Belzec, fragments de mémoire
La programmation est tardive (22h45), mais France 2 consacre jeudi 5 février un
documentaire sur Belzec à ne pas manquer. Le documentaire réalisé par Guillaume Moscovitz (France, 2005), revient sur l'histoire du camp de Belzec
(Pologne) où plus de 600 000 Juifs furent assassinés en 1942.
"Fin 1941, le gouvernement nazi de la Pologne occupée fit construire à Belzec le premier camp d'extermination des juifs. Pendant l'année suivante, des convois ferroviaires y amenèrent des hommes, des femmes et des enfants déportés des ghettos polonais, d'Allemagne et d'Autriche.
Les victimes étaient exterminées dans des chambres à gaz alimentées par des moteurs de camion puis enterrées dans des fosses communes. Entre 600 000 et 800 000 juifs ont été assassinés à Belzec, qui fut le prototype des camps à venir, Auschwitz, Treblinka. Début 1943, les nazis firent déterrer et brûler les cadavres puis détruire les installations de Belzec. A la Libération, il ne restait du camp que quelques vestiges de bâtiments et des fragments de corps humains éparpillés. Trois déportés seulement avaient survécu. L'un d'eux fut assassiné par des antisémites polonais en 1946 alors qu'il témoignait devant la commission d'histoire juive de Lublin, le deuxième est mort au Canada dans les années 1960.

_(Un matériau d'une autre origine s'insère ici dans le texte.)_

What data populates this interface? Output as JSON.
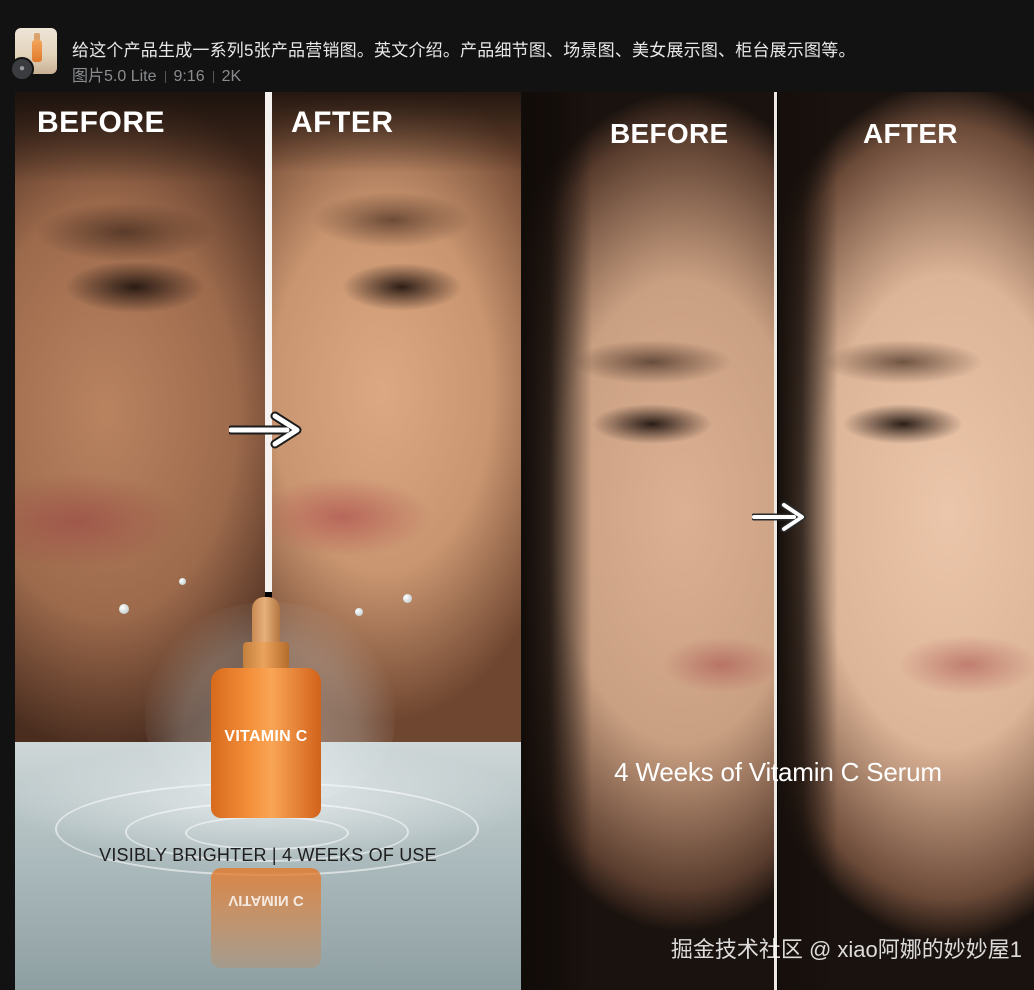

Seule vit à ce jour, en Israël, Braha Ranffmann. En 1942, elle avait 7 ans. Sa mère réussit à la faire sortir du camp. Recueillie par une famille polonaise, elle a passé vingt mois cachée dans un réduit où elle ne pouvait se tenir debout. Belzec, le documentaire de Guillaume Moskowitz, doit donc raconter une histoire deux fois effacée — une première fois, délibérément, par les nazis, une seconde fois par l'écoulement du temps.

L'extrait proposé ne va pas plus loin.